For some reason foreign to our modern ears, God tells us that celebration is central to pleasing Him; it is central to leading a good life. Modern American life has no time for serious celebrations as did life in centuries past. We've got work to do; projects and deadlines press us. And yet for all our industrial-strength pragmatism, few if any truly important things get accomplished. We have forgotten that celebration isn't just an option; it's a call to full Christian living.
Celebration is worshiping God with our bodies, withe the material creation He has set up around us. Celebrating--whether in feasts, ceremonies, holidays, formal worship, or lovemaking--are all part of obeying God's command to :love the Lord thy God with all thine heart, with all thy soul, and with all thy strength"(Deut. 6:5, Mark 12:30). We are to show our love for God not just with one portion of our being(the spiritual aspect); we are to love God with our whole body, heart and strength and legs and lips.
Complaint is the flag of ingratitude, and it waves above the center of unbelieving hearts--"when they knew God, they glorified him not as God, neither were thankful" (Romans 1:21). Yet by grace, God's redemption and creation ought to keep us in a perpetual state of thanks which bursts out in celebration at every opportunity.
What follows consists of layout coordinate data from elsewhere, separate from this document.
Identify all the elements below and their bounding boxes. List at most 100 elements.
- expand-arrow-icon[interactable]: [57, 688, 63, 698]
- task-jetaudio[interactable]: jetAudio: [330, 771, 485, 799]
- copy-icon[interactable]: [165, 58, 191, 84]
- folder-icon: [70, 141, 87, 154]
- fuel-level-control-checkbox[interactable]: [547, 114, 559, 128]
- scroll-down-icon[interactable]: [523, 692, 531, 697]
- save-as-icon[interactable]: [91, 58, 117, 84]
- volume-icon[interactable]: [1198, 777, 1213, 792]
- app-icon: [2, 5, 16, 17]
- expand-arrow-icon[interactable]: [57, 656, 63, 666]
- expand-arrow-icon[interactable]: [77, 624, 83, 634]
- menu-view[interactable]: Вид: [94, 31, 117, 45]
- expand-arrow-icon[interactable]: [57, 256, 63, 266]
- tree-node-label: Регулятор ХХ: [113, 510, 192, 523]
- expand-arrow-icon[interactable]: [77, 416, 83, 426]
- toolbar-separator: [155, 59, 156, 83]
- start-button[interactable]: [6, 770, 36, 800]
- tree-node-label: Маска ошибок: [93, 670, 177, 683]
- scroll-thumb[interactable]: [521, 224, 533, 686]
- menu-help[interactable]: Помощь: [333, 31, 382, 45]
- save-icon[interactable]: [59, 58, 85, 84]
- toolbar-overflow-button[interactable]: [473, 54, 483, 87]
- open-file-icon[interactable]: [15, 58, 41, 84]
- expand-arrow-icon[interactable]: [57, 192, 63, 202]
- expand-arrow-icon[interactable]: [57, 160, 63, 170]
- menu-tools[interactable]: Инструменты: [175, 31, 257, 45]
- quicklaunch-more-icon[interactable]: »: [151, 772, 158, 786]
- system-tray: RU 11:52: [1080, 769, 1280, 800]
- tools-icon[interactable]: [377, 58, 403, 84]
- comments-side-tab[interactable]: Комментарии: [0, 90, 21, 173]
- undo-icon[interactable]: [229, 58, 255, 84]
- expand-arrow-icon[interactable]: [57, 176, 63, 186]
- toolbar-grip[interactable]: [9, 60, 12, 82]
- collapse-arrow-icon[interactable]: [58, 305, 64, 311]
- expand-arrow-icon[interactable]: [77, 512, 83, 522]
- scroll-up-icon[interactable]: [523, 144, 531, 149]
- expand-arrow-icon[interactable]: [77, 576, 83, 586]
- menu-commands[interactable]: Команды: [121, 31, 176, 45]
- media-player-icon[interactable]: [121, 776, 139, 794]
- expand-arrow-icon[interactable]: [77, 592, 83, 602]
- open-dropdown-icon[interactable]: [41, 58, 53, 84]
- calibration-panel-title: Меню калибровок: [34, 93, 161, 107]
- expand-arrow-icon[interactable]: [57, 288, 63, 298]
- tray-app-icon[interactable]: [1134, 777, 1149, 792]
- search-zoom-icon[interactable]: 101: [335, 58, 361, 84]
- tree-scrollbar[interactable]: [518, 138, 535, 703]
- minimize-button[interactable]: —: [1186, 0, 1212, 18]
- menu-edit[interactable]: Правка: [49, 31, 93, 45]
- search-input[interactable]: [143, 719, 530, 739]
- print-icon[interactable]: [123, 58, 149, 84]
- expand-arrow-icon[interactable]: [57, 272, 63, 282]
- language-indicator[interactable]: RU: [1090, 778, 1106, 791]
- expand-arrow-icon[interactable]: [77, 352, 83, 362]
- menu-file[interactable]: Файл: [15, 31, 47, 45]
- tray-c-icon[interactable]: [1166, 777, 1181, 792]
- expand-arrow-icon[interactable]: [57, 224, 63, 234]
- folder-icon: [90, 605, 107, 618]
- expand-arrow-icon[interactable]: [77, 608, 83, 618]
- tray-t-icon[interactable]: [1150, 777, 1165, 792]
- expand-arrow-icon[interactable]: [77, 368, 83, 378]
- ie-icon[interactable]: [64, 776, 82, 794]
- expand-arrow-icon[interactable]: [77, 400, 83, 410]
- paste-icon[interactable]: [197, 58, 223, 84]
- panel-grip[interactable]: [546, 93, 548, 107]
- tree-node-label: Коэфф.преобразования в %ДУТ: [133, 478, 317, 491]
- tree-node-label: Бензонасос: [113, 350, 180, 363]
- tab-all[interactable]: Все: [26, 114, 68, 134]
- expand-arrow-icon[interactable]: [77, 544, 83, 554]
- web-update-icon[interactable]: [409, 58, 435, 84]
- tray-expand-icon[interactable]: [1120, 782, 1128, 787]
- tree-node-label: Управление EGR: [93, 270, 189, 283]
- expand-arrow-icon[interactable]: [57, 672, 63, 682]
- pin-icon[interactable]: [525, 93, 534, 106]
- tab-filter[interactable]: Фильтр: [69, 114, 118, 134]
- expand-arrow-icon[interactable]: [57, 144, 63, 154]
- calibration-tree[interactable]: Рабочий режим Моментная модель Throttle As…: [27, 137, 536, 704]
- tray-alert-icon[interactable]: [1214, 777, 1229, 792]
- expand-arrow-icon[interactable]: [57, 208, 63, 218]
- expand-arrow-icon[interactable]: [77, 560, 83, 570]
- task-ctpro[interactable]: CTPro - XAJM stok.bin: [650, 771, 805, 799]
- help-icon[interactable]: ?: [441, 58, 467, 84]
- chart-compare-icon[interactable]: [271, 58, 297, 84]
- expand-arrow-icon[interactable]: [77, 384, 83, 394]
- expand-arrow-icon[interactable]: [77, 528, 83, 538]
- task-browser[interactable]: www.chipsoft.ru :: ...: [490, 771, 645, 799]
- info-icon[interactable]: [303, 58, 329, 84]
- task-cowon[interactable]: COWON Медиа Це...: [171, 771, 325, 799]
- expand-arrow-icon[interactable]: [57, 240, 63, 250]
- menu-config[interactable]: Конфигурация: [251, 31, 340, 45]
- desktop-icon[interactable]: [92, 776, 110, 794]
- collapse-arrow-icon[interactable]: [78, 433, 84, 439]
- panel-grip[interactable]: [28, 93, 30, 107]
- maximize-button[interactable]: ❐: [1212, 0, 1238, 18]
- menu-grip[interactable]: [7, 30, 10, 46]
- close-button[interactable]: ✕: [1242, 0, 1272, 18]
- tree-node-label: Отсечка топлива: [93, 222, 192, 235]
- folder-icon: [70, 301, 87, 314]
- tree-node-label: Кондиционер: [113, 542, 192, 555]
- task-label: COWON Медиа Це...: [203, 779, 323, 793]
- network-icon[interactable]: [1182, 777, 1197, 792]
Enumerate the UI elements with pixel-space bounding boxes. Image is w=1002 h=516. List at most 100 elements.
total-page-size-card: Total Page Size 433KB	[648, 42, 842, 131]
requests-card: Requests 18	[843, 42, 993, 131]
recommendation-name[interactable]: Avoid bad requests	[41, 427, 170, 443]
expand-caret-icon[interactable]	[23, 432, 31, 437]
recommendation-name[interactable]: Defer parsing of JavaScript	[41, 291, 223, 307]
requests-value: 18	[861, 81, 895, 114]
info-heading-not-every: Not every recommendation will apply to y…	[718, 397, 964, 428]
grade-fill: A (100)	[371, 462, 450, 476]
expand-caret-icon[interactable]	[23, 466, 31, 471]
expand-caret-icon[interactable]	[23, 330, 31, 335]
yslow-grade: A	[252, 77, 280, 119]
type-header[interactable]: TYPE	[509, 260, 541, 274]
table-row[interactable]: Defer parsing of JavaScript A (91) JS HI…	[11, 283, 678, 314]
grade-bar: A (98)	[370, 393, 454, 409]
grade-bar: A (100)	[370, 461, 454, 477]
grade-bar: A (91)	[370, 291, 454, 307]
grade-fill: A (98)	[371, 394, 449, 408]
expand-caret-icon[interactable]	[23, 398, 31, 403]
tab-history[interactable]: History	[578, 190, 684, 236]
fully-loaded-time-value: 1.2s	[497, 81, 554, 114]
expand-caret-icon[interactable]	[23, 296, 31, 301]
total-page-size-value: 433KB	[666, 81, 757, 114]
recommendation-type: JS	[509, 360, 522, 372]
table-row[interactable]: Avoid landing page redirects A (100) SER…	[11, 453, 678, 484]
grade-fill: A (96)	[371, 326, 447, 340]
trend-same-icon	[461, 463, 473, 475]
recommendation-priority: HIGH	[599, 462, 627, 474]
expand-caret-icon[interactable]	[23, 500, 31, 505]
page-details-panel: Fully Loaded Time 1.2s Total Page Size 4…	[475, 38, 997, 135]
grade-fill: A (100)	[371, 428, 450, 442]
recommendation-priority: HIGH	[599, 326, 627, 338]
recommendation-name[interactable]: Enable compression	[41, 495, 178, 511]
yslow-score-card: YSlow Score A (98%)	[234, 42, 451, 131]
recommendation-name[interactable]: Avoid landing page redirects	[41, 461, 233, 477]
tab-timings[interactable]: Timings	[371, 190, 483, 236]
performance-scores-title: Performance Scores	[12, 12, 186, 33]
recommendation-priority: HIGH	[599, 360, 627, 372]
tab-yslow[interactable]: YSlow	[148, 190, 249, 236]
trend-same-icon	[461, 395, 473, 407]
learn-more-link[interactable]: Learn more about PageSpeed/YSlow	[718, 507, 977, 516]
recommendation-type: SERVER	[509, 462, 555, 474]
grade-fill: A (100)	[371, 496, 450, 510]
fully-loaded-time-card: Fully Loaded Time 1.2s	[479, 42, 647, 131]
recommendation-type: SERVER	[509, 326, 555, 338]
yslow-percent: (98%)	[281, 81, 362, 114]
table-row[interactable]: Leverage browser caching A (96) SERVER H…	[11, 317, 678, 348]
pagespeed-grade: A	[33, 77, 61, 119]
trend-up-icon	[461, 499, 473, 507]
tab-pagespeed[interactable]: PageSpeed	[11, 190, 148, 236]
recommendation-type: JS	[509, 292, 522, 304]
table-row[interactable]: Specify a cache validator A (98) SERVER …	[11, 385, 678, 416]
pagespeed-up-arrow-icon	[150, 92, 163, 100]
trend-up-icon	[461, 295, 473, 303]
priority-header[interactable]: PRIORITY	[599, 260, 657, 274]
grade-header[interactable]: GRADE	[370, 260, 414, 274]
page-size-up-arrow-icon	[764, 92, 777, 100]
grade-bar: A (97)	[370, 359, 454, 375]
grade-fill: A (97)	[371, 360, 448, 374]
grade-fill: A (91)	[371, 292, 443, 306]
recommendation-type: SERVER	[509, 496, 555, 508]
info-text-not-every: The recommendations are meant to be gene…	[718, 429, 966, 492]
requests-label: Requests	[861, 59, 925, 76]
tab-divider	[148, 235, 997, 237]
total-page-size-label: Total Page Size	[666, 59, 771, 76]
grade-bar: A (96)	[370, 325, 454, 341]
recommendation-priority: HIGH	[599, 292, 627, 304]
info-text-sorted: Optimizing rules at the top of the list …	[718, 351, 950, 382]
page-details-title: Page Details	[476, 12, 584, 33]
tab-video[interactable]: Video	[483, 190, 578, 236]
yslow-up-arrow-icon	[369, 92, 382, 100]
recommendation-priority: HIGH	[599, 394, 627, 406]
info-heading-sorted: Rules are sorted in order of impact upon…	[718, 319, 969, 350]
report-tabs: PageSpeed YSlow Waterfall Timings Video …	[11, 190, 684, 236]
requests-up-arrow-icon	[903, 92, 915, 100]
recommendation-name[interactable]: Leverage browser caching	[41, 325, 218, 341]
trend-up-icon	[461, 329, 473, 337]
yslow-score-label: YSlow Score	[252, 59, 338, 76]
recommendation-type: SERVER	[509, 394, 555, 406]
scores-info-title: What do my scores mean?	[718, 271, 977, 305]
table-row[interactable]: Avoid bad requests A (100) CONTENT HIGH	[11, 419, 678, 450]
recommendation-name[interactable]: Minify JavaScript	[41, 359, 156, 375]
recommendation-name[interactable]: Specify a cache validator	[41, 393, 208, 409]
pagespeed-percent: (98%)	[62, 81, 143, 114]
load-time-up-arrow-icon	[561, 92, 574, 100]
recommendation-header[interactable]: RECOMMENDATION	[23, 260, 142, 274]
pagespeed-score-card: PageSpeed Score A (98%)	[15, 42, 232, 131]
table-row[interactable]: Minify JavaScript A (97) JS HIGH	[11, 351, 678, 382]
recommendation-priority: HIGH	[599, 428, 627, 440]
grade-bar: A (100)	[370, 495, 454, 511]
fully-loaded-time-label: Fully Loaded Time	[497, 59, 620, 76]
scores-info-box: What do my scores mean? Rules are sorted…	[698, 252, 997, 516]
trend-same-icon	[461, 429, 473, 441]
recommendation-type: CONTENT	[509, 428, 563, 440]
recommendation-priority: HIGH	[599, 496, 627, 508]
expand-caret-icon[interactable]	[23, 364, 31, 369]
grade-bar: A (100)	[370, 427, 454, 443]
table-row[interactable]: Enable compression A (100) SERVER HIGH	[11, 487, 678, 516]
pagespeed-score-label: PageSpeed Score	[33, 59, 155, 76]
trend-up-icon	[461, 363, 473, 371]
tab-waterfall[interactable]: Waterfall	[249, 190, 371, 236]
When we take time to remember and celebrate redemptive history, we are in a sense slipping into Eternity, God's time, a higher time, one where we will be remembering these acts forever.

2 comments:

  1. Anonymous3:17 PM

    I checked to see what more you might have added online today and was NOT disappointed.
    I found nourishment for my soul. =)

    ReplyDelete
  2. Wow Heather -- you've given me (us) a lot to think about, and plenty of links/resources to help us consider. Thanks for putting together this post, and Amen to living the redemtive story!